It’s true and widely accepted phenomenon that we have our inner and outer self. A certain number of person shows the opposite of their inner self. Some did what is the opposite of what our inner voice tells us. Discovering our true inner self or voice will help in our journey of life.
Today is Pentecost Day for Christians worldwide. I don’t intend to write anything at first. Yet somehow I ended up writing this small piece, which keeps ringing in my mind.
If I am to make several confessions of some of the thought I was prompt to perform should my inner voice didn’t stop me, it would be quite surprising as well as expected of me.
Taking you back to the time I have spent enough time in the hospital, there are times when I want to leave behind my frail body.
My mind could not help me to see through till the end of the hospital corridor. However, my mind was racing to run out, taking things in my hand, to run through towards the outside even if it means what we don’t want it to be. I was there long enough, out-and-back a number of times, enduring a hard time. Yet my inner voice stopped me.
Regarding a few of my investments made, the waiting is hard. Many times I regret not following my inner voice. Yet I still have hopes in it although some losses are coming in the way, which I foresee. And, people who persuade me didn’t bail me out. You can’t put the blame either. Some decisions are worth rethinking although it doesn’t help anymore.
In my relationships with people near or far, the semi-introverted me caused me lots of trouble. Many times I’m not simply uttering words as if waiting for my inner voice. Not expressing my love and care at the right time and place cost me some.
In my blogging, writing, and publishing skill, I listen to my inner voice. I may not see much success. Yet it akes me glad that what I do is very close to my heart. I only pray seeking help and blessings from the Lord. Although everybody wants success, for now and for me writing is my friend and my way of expressing my inner voice.
It’s disturbing to say that I chose to stay silent-stubbornly silent, which isn’t a good behavior of a person. I’d rather show y love in action and words if I could. The problem is that me being silent doesn’t stop me from thinking about the situation but simply delays my anger.
A word in time could have saved me, number of times. Some questions and remarks deserve a befitting reply. Yet I simply did not speak. That is why I find it very difficult to have conversations with my dear ones to my heart’s content. There is something inside me which I find it very difficult to keep out in the open.
Sometimes it helps in calming tense situations but always not!
For Christan readers, Jesus Christ warned the disciples not to venture out declaring and/or preaching the Gospel till the Helper, which is the Holy Spirit has come. They waited for him to dwell in them and with them. There is a great change in their discipleship. They became bold in evangelism. They preach without fear. John 14:15-18, Acts 1:4-8
Today, several preachers evangelize with a certain fear of failure. They preach with wisdom, they withheld the Holy Spirit in them. It is sad to see that some people did not let the Spirit speak for them.
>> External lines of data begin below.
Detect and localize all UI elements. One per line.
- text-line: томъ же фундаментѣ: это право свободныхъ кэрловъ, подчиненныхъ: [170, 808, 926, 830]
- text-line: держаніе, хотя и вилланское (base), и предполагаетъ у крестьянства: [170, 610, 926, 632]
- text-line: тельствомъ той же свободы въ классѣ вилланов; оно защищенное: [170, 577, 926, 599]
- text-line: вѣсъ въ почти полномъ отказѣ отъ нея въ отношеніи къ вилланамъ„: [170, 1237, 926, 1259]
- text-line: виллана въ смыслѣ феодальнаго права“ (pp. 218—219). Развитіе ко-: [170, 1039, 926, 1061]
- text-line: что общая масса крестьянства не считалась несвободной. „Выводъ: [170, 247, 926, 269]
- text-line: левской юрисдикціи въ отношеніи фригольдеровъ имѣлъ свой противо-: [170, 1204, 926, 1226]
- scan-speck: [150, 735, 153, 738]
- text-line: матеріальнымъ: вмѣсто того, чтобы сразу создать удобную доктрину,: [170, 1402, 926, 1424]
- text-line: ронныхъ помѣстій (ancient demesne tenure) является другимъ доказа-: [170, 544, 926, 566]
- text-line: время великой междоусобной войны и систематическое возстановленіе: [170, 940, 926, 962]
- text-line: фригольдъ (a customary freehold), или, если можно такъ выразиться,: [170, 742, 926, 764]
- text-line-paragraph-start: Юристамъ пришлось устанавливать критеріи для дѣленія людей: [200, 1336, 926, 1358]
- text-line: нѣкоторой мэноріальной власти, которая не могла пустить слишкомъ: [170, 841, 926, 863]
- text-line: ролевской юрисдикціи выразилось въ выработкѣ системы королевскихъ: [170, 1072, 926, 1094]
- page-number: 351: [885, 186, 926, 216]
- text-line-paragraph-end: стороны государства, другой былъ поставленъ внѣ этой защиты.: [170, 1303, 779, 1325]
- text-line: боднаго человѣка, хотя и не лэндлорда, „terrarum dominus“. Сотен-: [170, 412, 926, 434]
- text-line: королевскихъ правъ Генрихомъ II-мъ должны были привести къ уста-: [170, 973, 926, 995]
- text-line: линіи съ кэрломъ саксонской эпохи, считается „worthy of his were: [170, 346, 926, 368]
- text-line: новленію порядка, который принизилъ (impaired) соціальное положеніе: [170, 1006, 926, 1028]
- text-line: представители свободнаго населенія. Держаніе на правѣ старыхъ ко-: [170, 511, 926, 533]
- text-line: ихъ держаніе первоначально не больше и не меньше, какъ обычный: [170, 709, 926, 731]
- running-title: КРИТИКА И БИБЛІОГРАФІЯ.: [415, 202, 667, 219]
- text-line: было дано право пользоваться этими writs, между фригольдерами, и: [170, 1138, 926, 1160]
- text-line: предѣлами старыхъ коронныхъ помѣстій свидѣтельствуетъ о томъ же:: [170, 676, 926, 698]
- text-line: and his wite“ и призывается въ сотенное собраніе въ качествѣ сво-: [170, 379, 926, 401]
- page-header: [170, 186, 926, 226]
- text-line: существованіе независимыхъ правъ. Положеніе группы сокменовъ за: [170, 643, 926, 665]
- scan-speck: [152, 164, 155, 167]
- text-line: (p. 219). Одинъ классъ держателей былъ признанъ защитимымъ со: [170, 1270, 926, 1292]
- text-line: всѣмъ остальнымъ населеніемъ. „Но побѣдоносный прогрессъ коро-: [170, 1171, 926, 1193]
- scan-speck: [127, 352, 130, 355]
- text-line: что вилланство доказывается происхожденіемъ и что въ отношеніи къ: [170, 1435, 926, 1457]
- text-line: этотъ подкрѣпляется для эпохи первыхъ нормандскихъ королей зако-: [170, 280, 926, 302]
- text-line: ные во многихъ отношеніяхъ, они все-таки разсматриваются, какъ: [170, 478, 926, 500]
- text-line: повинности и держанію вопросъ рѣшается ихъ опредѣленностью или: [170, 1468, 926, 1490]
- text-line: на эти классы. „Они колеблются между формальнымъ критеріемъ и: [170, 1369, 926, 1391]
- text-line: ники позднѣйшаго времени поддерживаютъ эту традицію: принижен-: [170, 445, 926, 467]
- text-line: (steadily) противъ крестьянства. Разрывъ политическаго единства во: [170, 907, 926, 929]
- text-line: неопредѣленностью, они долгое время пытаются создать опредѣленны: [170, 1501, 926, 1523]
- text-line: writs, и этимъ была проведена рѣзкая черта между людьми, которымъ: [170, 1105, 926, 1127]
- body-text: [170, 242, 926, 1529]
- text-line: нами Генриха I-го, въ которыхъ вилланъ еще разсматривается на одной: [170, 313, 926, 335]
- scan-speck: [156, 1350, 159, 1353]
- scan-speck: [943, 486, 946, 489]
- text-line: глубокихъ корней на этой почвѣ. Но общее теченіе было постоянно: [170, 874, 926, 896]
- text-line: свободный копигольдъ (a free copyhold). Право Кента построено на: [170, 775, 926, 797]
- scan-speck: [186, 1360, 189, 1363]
Their inner voice is their knowledge. They are not hearing from the sovereign God of whose word and mission they are doing.
The indwelling of the helper gives us the strength to go through pain and suffering although it is most unwelcome and unexpected. Enduring our ill-fated journey, as some may describe, with the spirit makes it easier. I do believe it will serve us good for eternity’s life.
The Comforter
When I grief, it is the comforter who comforts me. He gives me words, sometimes from the scripture directly, or to recollect what is good. And, brought me to see the silver linings out of it, one at a time.
Sometimes, while talking to a very sick person or grieving people it is obvious that when I listen to my inner voice he gives me words to utter. If it’s going to serve good he also makes me listen uninterruptedly. I do not possess nor do I have the knowledge to be with them in such times. The Lord provides.
Who is your inner voice?
This is the important question I wanted to ask you today. You cannot discover your inner voice. You’re a born sinner. The inner self inside you is evil, you need change. Our original inner voice is selfish, jealous, wanting us to doubt the truth about our creator.
These days ‘you are what you’re thinking, ‘you are your inner self, etc. Salted with a humane touch is doing the rounds. They are up for grabs for everyone and are convincing. Before you grab them study the roots. Yet you might still grab them. It might make your living lighter at some level but not until the Kingdom of God is established in its entirety.
Here’s one thing I want you to consider: your inner voice can be the Holy Spirit, which comes from God, the living God has promised. Acts 2:2-4 For that you have to open your heart for the dead, buried, and resurrected Jesus Christ.
Where does your inner voice come from?
One more question to ask ourselves. We should be clear about it. There’s a way to the Father If not, we’ll be led astray by the way of the world. It is because each of us claims we have our inner voice, which at least we wanted to listen to at the time. Especially in the morning and while we’re alone. For some, it would be before they go public about who they are, what they’re about to preach.
If our inner voice is the One promised by the Savior, we will stay connected to our God despite what may come in life. We will stay protected, strengthened, guided, and comforted should we give time and listen to him.
Thank you so much for this mind-blowing post.💖👌
Thank you for going through it and comment means a lot. Have a great day!